The production crew initially considered prosthetics, and Crowley said that they could film the scene twice, one with and without the pencil, and composite the footage. A CGI pencil was also considered, but visual effects supervisor Nick Davis said that they avoided using CGI where possible because the digital recreations could not really match the IMAX image.

Instead, the stunt was done practically, with Jarman required to remove the pencil before his head struck the table, putting him at some risk because the pencil was stuck in the table. He performed a few half-speed rehearsals to refine the movement of Jarman sweeping his hand across to take the pencil while his head moved toward the table. The scene itself required 22 takes to meet Nolan's satisfaction. Jarman remarked that two different tables were used during filming, a real table, which Jarman preferred because it was not as solid as its replacement, and a padded table covered in a galvanized rubber surface which was denser and firmer. He described it as akin to running into a brick wall covered in a towel. Pfister remarked that the table was covered in wrinkles from the impact of Jarman's head.

Jarman said he was knocked unconscious three times, developing a large welt on his forehead after the first day of filming, but said he continued because he did not want to let the production down, but in a 2018 interview he admitted he would not do it again given the choice. Ledger, who remained in character on the set, broke character after realizing he had knocked Jarman out.

===Other stunts===
Exterior footage of the Gotham Prewitt Building, the site of Batman's and Joker's final confrontation, was filmed at the in-construction Trump International Hotel and Tower, but the owners refused permission to film a stunt of a SWAT team being neutralized by Batman and suspended from the building so this was filmed from the fortieth floor of a separate building site, using a hydraulic accelerator that dragged the stuntmen over the edge. The Joker's fall was performed by Ledger himself, at his insistence, lowering him 75 ft with a rapid fall rig down a 110 ft drop.
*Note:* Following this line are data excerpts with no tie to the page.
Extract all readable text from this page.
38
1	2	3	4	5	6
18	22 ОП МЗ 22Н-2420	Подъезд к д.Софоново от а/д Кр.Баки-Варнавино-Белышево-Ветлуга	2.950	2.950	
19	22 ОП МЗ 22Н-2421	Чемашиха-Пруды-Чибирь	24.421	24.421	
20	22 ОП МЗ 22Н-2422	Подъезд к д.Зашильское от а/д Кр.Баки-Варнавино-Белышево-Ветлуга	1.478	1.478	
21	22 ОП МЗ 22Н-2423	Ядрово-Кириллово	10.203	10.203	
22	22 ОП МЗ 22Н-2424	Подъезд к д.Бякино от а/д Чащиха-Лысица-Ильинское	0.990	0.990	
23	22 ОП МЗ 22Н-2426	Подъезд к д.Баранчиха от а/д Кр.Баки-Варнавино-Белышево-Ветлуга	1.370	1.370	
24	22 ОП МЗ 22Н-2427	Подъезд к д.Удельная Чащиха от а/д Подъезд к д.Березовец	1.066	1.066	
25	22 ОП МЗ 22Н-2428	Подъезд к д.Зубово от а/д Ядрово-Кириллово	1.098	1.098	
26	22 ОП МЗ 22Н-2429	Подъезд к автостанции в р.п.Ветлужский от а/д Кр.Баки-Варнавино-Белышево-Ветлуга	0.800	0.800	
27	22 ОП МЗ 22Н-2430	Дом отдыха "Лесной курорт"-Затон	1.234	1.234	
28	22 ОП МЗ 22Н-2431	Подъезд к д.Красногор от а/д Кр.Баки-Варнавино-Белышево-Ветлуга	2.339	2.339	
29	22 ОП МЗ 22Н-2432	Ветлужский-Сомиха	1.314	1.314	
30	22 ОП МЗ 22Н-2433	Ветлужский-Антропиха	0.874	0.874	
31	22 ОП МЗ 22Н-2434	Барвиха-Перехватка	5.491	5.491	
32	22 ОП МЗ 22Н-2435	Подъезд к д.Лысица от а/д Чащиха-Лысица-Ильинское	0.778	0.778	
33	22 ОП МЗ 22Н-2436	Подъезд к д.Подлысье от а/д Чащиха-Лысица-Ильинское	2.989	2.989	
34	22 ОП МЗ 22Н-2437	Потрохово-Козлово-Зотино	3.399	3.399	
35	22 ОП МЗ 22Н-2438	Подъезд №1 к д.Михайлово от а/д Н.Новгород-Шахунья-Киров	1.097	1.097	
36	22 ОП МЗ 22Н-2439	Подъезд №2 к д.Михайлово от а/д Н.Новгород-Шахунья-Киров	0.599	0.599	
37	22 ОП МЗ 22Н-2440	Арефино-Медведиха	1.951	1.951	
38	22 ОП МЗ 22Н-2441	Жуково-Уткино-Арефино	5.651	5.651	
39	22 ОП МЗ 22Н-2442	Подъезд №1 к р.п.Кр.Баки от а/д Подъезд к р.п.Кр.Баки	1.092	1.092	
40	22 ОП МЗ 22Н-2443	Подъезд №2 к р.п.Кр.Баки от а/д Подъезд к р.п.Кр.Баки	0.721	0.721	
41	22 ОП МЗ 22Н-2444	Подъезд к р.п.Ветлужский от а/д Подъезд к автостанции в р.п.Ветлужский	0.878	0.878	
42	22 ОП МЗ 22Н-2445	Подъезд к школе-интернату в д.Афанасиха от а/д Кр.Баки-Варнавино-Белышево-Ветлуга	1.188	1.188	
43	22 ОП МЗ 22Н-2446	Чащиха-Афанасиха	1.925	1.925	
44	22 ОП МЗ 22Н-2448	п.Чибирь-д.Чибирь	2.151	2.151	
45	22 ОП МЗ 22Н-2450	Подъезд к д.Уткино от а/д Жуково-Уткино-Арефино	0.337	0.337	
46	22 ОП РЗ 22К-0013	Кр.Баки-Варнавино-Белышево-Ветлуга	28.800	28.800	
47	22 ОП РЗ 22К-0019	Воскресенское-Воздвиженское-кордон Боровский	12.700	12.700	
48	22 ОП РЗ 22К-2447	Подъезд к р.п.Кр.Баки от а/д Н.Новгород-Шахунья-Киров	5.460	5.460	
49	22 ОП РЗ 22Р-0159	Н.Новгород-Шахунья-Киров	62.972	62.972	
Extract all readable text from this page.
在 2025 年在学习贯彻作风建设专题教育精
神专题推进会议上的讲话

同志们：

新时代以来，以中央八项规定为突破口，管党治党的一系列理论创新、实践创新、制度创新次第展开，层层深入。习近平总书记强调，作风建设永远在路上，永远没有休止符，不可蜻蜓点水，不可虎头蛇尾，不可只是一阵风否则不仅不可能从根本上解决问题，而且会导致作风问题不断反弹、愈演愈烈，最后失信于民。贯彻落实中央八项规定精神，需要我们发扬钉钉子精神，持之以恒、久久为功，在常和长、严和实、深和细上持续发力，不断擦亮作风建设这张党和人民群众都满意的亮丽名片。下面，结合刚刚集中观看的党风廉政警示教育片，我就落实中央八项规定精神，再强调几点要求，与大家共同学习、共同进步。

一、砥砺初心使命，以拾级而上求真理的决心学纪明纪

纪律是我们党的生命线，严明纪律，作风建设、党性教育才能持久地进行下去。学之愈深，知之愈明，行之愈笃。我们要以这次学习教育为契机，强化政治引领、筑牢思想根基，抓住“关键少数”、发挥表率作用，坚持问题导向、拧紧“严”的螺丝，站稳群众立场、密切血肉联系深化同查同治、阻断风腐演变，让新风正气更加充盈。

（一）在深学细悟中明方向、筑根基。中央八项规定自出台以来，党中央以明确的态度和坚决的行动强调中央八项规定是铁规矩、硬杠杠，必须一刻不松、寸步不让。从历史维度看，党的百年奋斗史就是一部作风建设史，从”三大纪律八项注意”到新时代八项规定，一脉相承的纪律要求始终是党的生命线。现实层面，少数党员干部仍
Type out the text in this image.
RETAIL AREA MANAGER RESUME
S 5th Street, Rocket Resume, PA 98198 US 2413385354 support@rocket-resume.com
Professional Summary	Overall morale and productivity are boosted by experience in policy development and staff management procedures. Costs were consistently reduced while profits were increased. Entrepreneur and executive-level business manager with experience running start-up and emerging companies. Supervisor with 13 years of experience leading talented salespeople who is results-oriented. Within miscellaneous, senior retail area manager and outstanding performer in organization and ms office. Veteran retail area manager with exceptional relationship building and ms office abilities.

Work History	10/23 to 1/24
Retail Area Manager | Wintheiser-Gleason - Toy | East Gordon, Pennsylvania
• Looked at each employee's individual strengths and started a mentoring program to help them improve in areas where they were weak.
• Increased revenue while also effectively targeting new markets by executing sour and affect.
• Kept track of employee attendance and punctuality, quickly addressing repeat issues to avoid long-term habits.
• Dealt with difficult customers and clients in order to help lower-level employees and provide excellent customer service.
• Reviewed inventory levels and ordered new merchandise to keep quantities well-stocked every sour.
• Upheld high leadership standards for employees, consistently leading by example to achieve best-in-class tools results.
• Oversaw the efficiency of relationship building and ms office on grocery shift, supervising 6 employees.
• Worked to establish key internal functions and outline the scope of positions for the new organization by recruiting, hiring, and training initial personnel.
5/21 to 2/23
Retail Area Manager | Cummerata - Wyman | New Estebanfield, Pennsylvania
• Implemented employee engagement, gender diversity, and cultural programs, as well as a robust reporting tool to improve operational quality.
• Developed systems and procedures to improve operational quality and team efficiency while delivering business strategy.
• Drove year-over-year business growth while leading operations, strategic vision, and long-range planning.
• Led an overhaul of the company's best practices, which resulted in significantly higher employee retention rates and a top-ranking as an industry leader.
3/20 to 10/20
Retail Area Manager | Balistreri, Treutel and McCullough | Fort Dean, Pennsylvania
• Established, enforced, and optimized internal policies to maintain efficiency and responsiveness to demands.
Scenes of Wayne driving and subsequently crashing his Lamborghini, were filmed along Wells Street, Lake Street, and Franklin Street. Stunt driver George Cottle performed the crash in a reinforced Lamborghini. A Randolph Street parking garage is where Batman captures the Scarecrow and copy-cat Batman. Nolan wanted Rottweillers in the scene, but it took some time to find a handler willing to manage several dogs simultaneously as the animals generally did not like each other. Stunt man Conway Wickliffe was killed in September 2007 while filming a chase sequence in England. He was a passenger in a four-wheel-drive pickup driving adjacent to a stunt car when it crashed into a tree. He was memorialized in the credits alongside Ledger.

==Accolades==

At the 35th Saturn Awards, The Dark Knight won the award for Best Special Effects (Corbould, Nick Davis, Paul J. Franklin, Timothy Webber). For the 81st Academy Awards in 2009, it received nominations for Best Art Direction (Crowley and Peter Lando), Best Makeup (Caglione Jr. and O'Sullivan), and Best Visual Effects (Davis, Corbould, Webber, and Franklin).